CIOs have been fighting to keep the deluge of data at bay for years. But could they finally be losing the battle?
Analysts are predicting the worst. IDC says that there is already more data in the world than there is space to store it and that demand for storage capacity will, over the next three years, increase at a compound annual rate of nearly 50 per cent.
The figures are mind-boggling: according to a 2010 The Economist report, the US retail firm Wal-Mart “handles more than one million customer transactions every hour, feeding databases estimated at more than 2.5 petabytes — the equivalent of 167 times the number of books in America’s Library of Congress”.
CIOs themselves are concerned: three years ago Rick Chapman, CIO of Kindred Healthcare told CIO magazine that the firm’s data volumes were increasing by 40 per cent a year, and that it was already dealing with 400 terabytes of data.
Only a few years ago these quantities would have been unimaginable. So what’s driving the change?
Much of it is down to the growth in enterprise data, including the customer transactions of the type stored by Wal-Mart.
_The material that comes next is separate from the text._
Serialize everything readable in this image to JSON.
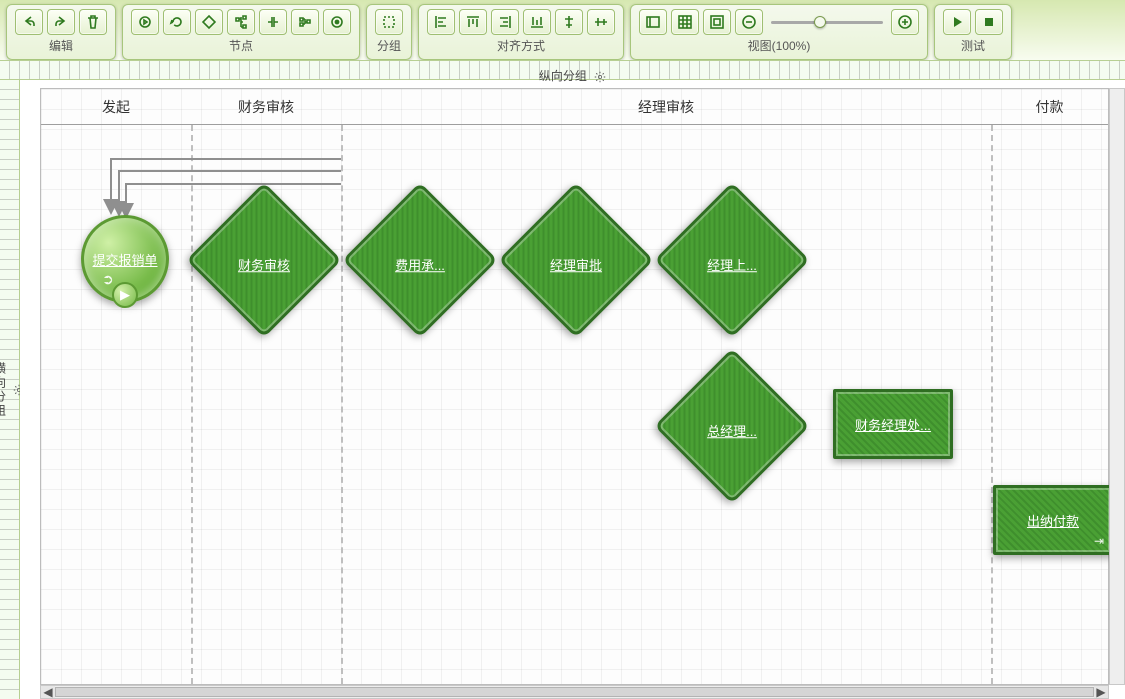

Such data provides organisations with rich information about customer behaviour.
Unstructured content is another culprit: emails, PDF files, Word documents, PowerPoint slides and voicemail messages have been around for a while, but now firms also have to deal with social media output, such as blogs, tweets and instant messages.
Aman Munglani, principal research analyst at Gartner, predicts that unstructured data will make up 80 per cent of the total available capacity by 2014.